If he had beat up his wife at his parent's funeral for what he knew she had done, she probably would have sued him for every penny he owned. Instead he buried his parents, and spoke to several guests who recognized his ex-wife. He told them that she had told him she had killed his parents and if he didn't pay her seventy thousand dollars she was going to kill him too. A little white lie. He cried too. The rest was as easy as it was painful. First his ex had violated the restraining order, a fact seen by any number of attendees at the funeral, second the district attorney already had a history of his ex harassing him and knew the story of what she had put him through. The district attorney's investigation into the possible murder of Hank's parents was far more thorough than it might normally have been. Witnesses were found, alibis turned up to be false, his wife was in a lot of trouble.
The day his ex wife was charged with the homicide of his parents and the police went to her home to arrest her they found her incapacitated in her apartment. She had slit her wrists, after drowning her two children. She had also left a long, rambling note accusing Hank of abuse, and made up stories of harassment. Worse yet the bitch did not have the courtesy to die. They rushed her, barely alive, to the hospital and she recovered. The kids did not recover. His ex-wife was remanded to custody for her trial and had the great big, brass balls to send Hank a letter saying she still loved him and asking him to hire her an attorney to defend her. Hank had never answered her and her subsequent letters were less kind, in fact they were used by the district attorney at her sentencing hearing, the last Hank had heard anyway. By then he had left South Carolina to start a new life.

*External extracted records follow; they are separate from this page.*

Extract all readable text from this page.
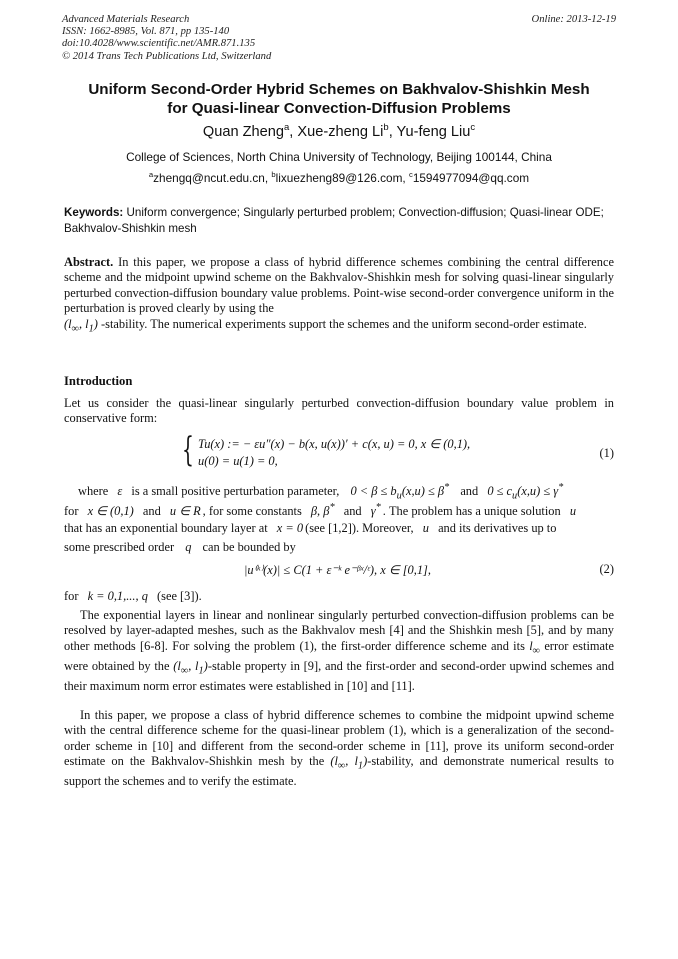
Advanced Materials Research
ISSN: 1662-8985, Vol. 871, pp 135-140
doi:10.4028/www.scientific.net/AMR.871.135
© 2014 Trans Tech Publications Ltd, Switzerland
Online: 2013-12-19
Uniform Second-Order Hybrid Schemes on Bakhvalov-Shishkin Mesh
for Quasi-linear Convection-Diffusion Problems
Quan Zheng$^a$, Xue-zheng Li$^b$, Yu-feng Liu$^c$
College of Sciences, North China University of Technology, Beijing 100144, China
$^a$zhengq@ncut.edu.cn, $^b$lixuezheng89@126.com, $^c$1594977094@qq.com
Keywords: Uniform convergence; Singularly perturbed problem; Convection-diffusion; Quasi-linear ODE; Bakhvalov-Shishkin mesh
Abstract. In this paper, we propose a class of hybrid difference schemes combining the central difference scheme and the midpoint upwind scheme on the Bakhvalov-Shishkin mesh for solving quasi-linear singularly perturbed convection-diffusion boundary value problems. Point-wise second-order convergence uniform in the perturbation is proved clearly by using the
($l_\infty$, $l_1$) -stability. The numerical experiments support the schemes and the uniform second-order estimate.
Introduction
Let us consider the quasi-linear singularly perturbed convection-diffusion boundary value problem in conservative form:
{ Tu(x) := − εu″(x) − b(x, u(x))′ + c(x, u) = 0, x ∈ (0,1),
u(0) = u(1) = 0,
(1)
where ε is a small positive perturbation parameter, $0 < \beta \le b_u(x,u) \le \beta^*$ and $0 \le c_u(x,u) \le \gamma^*$
for x ∈ (0,1) and u ∈ R , for some constants β, β* and γ* . The problem has a unique solution u
that has an exponential boundary layer at x = 0 (see [1,2]). Moreover, u and its derivatives up to
some prescribed order q can be bounded by
|u⁽ᵏ⁾(x)| ≤ C(1 + ε⁻ᵏ e⁻ᵝˣ/ᵋ), x ∈ [0,1],	(2)
for k = 0,1,..., q (see [3]).
The exponential layers in linear and nonlinear singularly perturbed convection-diffusion problems can be resolved by layer-adapted meshes, such as the Bakhvalov mesh [4] and the Shishkin mesh [5], and by many other methods [6-8]. For solving the problem (1), the first-order difference scheme and its $l_\infty$ error estimate were obtained by the ($l_\infty$, $l_1$)-stable property in [9], and the first-order and second-order upwind schemes and their maximum norm error estimates were established in [10] and [11].
In this paper, we propose a class of hybrid difference schemes to combine the midpoint upwind scheme with the central difference scheme for the quasi-linear problem (1), which is a generalization of the second-order scheme in [10] and different from the second-order scheme in [11], prove its uniform second-order estimate on the Bakhvalov-Shishkin mesh by the ($l_\infty$, $l_1$)-stability, and demonstrate numerical results to support the schemes and to verify the estimate.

By this time Hank and Juan had given up all pretense at working on the Camaro and Nanci had started bring them beers, beer after beer after beer. Hank had ended his story well and truly drunk, he recalled. Coming back to the here and now, he looked out over the mostly deserted and still eerily light streets and says, "Ain't that about right Juan?"
"Sì. Yeah Hank."
"Of course after that, everyone knew about it. It was great that not everyone was talking about my sexual orientation anymore, but it took a few months before the pity came out of their eyes and that was pretty hard to take. Juan though, he was always there for me, so was Nanci. Nanci….", Hank stared off into the night some more.
Kevin heard the story and knew there was more to come, he doubted Hank or Juan would be up here on this roof, leaving Juan's wife behind.